The reason this is getting into the news now is that the Charleston, Mississippi high school with a segregated prom has been covered in a documentary called “Prom Night in Mississippi”. The history of the segregated proms really exposes how fundamentally dishonest it is for people like Buchanan to foist the blame onto black people. I’m sure Buchanan would point out that there’s a black prom at this high school, and that’s all the evidence you need to blame black people for segregation. But the black prom was, duh, organized because if they didn’t organize it, the black kids wouldn’t have a prom at all. Even a cursory examination of the situation reveals that the segregated prom situation exists because white parents in Charleston insisted upon it, based on a series of vicious stereotypes.

Canadian director Paul Saltzman moved into the Mississippi Delta town to document how preparations for the dance might shake up traditions and raise fears.

“When I was doing the research and asking people ‘What was the problem in having the prom together?’ what whites usually said is, ‘You know, blacks are into drugs; they’re into violence’ and on and on and on,” Saltzman said.

Morgan Freeman has been offering to pay for an integrated prom for a decade now, but the school board only took him up on the offer in 2008. So while we had a black man winning the nomination for President and people were starting to crow about “post-racial” America, these kids were having the first integrated prom.

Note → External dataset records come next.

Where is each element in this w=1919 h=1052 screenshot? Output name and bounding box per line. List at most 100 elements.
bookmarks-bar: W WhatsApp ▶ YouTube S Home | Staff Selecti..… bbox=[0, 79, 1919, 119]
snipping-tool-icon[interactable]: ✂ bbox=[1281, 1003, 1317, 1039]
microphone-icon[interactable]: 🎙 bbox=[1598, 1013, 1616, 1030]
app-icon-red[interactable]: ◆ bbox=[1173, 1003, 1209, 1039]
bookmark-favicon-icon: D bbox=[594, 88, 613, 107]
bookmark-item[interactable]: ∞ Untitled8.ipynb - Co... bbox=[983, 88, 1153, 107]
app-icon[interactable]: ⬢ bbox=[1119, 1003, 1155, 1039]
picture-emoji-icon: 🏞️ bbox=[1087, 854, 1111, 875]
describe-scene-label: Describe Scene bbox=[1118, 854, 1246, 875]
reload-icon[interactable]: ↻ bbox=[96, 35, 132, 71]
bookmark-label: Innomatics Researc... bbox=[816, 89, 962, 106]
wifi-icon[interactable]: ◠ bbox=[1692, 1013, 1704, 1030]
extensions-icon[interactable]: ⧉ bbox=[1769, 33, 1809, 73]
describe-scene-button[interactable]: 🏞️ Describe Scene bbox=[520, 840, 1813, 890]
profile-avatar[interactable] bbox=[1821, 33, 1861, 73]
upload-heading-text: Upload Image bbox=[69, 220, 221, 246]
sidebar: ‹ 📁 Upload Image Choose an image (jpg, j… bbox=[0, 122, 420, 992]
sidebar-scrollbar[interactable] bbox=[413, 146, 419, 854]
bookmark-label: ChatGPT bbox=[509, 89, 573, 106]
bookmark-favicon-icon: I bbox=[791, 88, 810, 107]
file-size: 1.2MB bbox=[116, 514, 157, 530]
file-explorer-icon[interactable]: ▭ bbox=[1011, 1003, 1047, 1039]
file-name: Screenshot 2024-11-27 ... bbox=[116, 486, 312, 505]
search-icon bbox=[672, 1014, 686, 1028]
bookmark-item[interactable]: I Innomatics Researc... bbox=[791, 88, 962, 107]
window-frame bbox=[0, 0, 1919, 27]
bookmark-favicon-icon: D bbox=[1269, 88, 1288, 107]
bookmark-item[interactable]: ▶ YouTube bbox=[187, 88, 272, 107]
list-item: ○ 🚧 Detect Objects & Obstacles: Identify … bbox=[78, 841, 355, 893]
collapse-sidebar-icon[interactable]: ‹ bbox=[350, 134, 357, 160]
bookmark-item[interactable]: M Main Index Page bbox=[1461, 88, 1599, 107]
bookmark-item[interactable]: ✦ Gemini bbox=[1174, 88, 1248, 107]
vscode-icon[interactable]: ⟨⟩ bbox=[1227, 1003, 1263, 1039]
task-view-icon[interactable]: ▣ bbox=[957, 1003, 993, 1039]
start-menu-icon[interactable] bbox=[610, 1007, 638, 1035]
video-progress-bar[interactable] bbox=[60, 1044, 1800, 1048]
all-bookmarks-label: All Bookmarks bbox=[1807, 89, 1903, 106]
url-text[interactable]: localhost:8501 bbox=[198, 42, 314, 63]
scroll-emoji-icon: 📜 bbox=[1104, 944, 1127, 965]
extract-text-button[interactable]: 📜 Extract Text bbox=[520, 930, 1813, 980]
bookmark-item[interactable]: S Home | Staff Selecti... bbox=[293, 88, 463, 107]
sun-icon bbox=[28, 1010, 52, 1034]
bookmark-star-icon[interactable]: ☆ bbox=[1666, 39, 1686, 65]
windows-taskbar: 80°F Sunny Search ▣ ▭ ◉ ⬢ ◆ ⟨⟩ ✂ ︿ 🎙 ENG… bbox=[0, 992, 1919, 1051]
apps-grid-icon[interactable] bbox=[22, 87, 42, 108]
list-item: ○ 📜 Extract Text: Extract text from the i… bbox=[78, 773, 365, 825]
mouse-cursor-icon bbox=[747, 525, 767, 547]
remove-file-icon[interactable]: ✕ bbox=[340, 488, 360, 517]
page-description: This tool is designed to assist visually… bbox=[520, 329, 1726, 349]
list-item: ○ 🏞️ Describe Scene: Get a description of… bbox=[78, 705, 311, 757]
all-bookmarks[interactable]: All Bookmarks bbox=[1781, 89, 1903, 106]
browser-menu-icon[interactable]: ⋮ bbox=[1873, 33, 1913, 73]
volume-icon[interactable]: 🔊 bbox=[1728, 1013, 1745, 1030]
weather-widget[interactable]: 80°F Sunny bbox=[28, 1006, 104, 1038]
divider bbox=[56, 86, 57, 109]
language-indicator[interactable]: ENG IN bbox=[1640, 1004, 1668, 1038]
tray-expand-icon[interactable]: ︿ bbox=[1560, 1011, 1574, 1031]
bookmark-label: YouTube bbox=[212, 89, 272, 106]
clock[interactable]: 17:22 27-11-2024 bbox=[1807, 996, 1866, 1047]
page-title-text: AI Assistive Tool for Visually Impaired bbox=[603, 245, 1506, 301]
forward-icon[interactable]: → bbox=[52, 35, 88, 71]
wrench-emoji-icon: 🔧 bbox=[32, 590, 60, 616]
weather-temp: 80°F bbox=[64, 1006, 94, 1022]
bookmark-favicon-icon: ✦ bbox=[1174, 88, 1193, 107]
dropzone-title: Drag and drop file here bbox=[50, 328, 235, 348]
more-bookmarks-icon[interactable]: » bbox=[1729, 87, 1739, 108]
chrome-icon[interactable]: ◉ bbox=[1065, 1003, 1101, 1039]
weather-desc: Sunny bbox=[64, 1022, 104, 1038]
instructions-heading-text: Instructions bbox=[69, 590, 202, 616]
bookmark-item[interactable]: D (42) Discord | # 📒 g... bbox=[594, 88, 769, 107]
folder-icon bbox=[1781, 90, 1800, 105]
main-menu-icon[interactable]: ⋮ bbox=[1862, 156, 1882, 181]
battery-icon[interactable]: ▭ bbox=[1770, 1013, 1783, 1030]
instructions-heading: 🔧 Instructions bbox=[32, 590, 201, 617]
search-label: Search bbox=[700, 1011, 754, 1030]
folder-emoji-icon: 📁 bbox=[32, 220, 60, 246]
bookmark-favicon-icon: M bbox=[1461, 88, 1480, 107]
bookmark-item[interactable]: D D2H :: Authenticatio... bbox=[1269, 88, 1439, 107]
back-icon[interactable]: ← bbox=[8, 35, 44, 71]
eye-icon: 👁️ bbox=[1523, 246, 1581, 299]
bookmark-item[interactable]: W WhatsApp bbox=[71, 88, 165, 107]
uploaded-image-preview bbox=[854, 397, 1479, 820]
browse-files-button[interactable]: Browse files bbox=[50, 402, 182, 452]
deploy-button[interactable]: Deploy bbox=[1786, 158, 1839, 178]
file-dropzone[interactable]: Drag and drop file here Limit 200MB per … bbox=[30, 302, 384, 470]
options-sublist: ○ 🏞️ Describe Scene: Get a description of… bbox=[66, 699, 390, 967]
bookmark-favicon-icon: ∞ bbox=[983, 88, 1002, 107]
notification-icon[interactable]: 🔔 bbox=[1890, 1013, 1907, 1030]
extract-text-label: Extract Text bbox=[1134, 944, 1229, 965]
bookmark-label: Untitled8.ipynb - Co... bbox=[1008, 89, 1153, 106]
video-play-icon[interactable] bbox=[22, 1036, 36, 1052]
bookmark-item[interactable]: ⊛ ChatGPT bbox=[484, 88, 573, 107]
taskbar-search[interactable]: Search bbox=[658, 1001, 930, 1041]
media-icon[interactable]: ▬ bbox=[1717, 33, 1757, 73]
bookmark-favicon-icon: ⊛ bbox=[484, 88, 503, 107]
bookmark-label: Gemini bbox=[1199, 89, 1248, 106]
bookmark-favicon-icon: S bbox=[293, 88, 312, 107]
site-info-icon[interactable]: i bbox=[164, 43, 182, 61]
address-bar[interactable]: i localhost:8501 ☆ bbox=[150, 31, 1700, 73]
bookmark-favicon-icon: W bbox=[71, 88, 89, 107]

But still there was a whites-only prom that was thrown for the white kids (and their parents) who couldn’t stomach an integrated prom. In a beautiful stroke of irony, the integrated prom went off without a hitch and it seems everyone had fun, but the whites-only prom was marred by fighting.**

So, the kids had fun, the racist parents found that their worst fears had no grounding, and a small part of Mississippi inches slightly closer to joining the 20th century.*** They’re planning to have another one next year, and the school is still going to have the white prom for the uber-racists, as well. In case the moral of the story isn’t clear, it was the black prom that opened up and accepted white prom-goers to become integrated, and not the other way around. In other words, Pat Buchanan has the way this runs completely backwards, not that I expect him to change his story in the slightest.

*For people who are exhausted of the past 35 years of fighting over Roe v. Wade, it’s worth meditating on the fact that there’s been 54 years of fighting over Brown, but done in a way that gets ignored by the mainstream media more. This, if anything, makes it more frustrating.
**This doesn’t surprise me in the slightest. Once you reduce the group to the most avid racists, you’re talking a mean, sadistic group of rednecks in training. I’d be shocked if all that hostility didn’t turn into a fight.
***The 21st century will take a lot more work.

Amanda Marcotte
Amanda Marcotte
Amanda Marcotte is a freelance journalist born and bred in Texas, but now living in the writer reserve of Brooklyn. She focuses on feminism, national politics, and pop culture, with the order shifting depending on her mood and the state of the nation.